Basically, I can say that I go through several processing steps for each multisample, using old compressors from the 70s up to the most modern granular software tools. So, I used more than enough equipment to build the sounds for Dark Horizon.
Every sample in Dark Horizon is a bounce of multiple tracks and effects paths – in other words, what most music producers would create in terms of tracks for a small song (laughs).
Do you have some tips on how to get the most out of Dark Horizon?
Tobias: The instrument is designed in such a way that the included presets already try to unlock the full potential of the instrument. So, just get inspired by the presets and be sure to use the mod wheel and automate these movements in the song progression.
The selection and combination possibilities of the samples, as well as the dynamic editing possibilities with arpeggiators, filters and effects make Dark Horizon very versatile. My favorite presets can be found in the „Lowest Textures“ category.

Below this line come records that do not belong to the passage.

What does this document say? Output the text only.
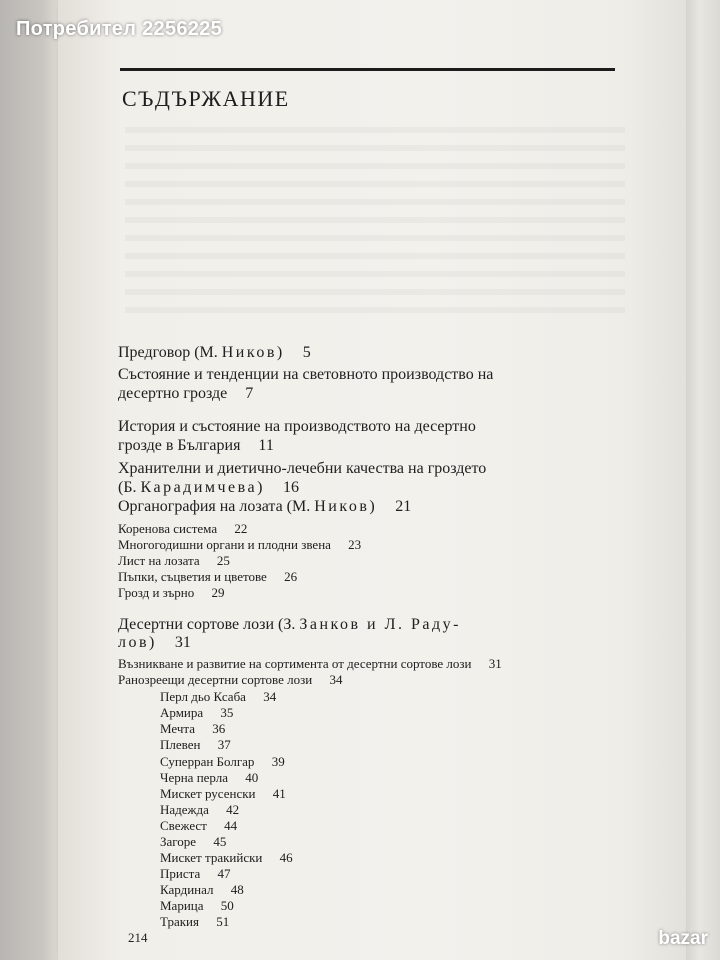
Потребител 2256225
СЪДЪРЖАНИЕ
Предговор (М. Ников) 5
Състояние и тенденции на световното производство на
десертно грозде 7
История и състояние на производството на десертно
грозде в България 11
Хранителни и диетично-лечебни качества на гроздето
(Б. Карадимчева) 16
Органография на лозата (М. Ников) 21
Коренова система 22
Многогодишни органи и плодни звена 23
Лист на лозата 25
Пъпки, съцветия и цветове 26
Грозд и зърно 29
Десертни сортове лози (З. Занков и Л. Раду-
лов) 31
Възникване и развитие на сортимента от десертни сортове лози 31
Ранозреещи десертни сортове лози 34
Перл дьо Ксаба 34
Армира 35
Мечта 36
Плевен 37
Суперран Болгар 39
Черна перла 40
Мискет русенски 41
Надежда 42
Свежест 44
Загоре 45
Мискет тракийски 46
Приста 47
Кардинал 48
Марица 50
Тракия 51
214	bazar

Basically, the instrument provides inspiring sounds for both modern Club and Pop music, as well as for scoring images from hobby videos to blockbusters.
You‘ve been working as a sound designer since the 1990s. What appeals to you about
Tobias: When I listen to music, I‘m always thrilled by sounds that create certain moods and
goosebump moments. And being in the fortunate position to provide music producers with
such sounds is the greatest thing for me!
Besides building instruments for Heavyocity, Softube, Steinberg, Arturia, Sonuscore and others, I also design sounds for US movie trailers. And it‘s always great to hear your own sounds in Star Wars or Avengers trailers.